Still, I find it difficult to argue with Oppenheimer's conclusion: "At a time when belief in God is more polarizing than it has been in years, when all believers are being blamed for religion's worst excesses, Antony Flew has quietly switched sides, just following the evidence as it has been explained to him, blissfully unaware of what others have at stake." (I would take issue with that "following the evidence as it has been explained to him" shot, but maybe that's just me.)

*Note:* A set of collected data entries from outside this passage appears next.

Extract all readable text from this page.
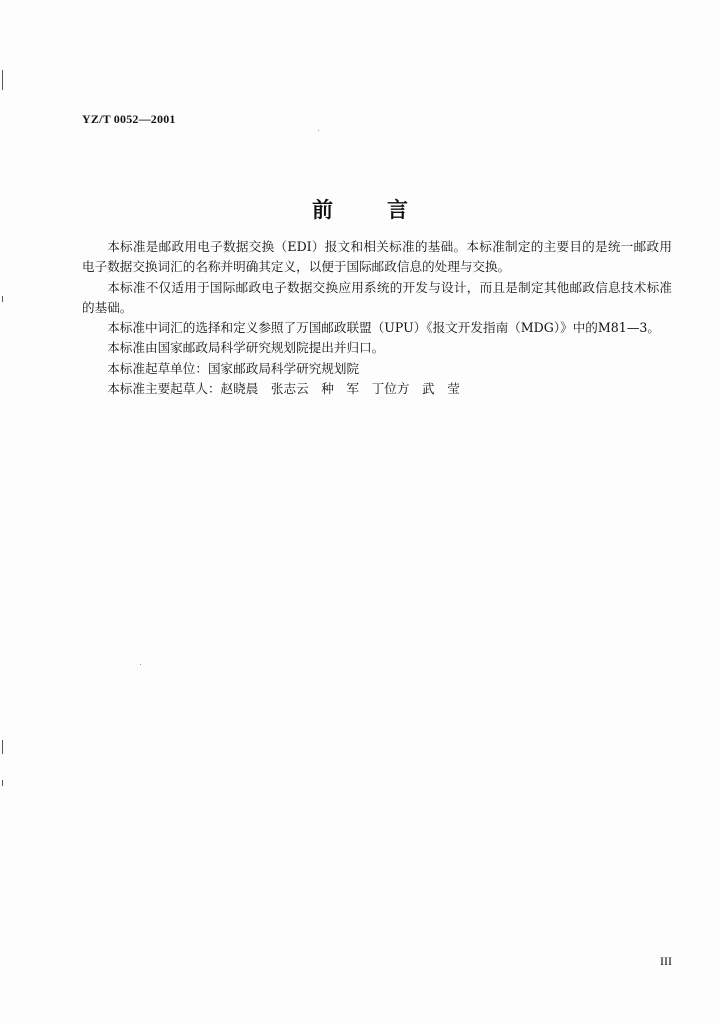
YZ/T 0052—2001
前言

本标准是邮政用电子数据交换（EDI）报文和相关标准的基础。本标准制定的主要目的是统一邮政用电子数据交换词汇的名称并明确其定义，以便于国际邮政信息的处理与交换。

本标准不仅适用于国际邮政电子数据交换应用系统的开发与设计，而且是制定其他邮政信息技术标准的基础。

本标准中词汇的选择和定义参照了万国邮政联盟（UPU）《报文开发指南（MDG）》中的M81—3。

本标准由国家邮政局科学研究规划院提出并归口。

本标准起草单位：国家邮政局科学研究规划院

本标准主要起草人：赵晓晨　张志云　种　军　丁位方　武　莹

III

A few related posts: Stanley Fish compares Flew's path toward deism with Bart Ehrman's path away from Christianity. My friend Rod Dreher considers Oppenheimer's piece "surprisingly fair-minded and sympathetic, without any of the slash-and-burn rhetoric of the pop atheists today. Which to me makes it all the more damning." My friend (and former boss) David Neff writes that Oppenheimer "raises questions galore without actually proving any of his points." If you read David's post, scroll down to the first comment, in which Roy Abraham Varghese shares a spirited defense of Flew that he sent to the Times as a letter to the editor.
Here's an especially good passage from Varghese's response:
Let me be blunt about this (as I was with Oppenheimer). For three years, assorted skeptics and freethinkers have hounded the poor man trying to get him to recant. Believe me, if there was the slightest indication, the remotest suspicion, that he had retracted his new-found belief in God, it would be plastered all across the worldwide web (and beyond). Instead, Tony has taken it on himself to respond to every attack on his intellectual integrity in contributions to publications ranging from a rationalist journal in New Zealand to the latest issue of Skeptic magazine in the UK. The attacks on him are always highlighted on the Internet -- his responses are never to be found unless you happen to get hold of the print editions. Not without reason, he now refers to several of the apostles of reason as "bigots."
Now, would it be too much to ask that everybody leave Antony Flew in peace?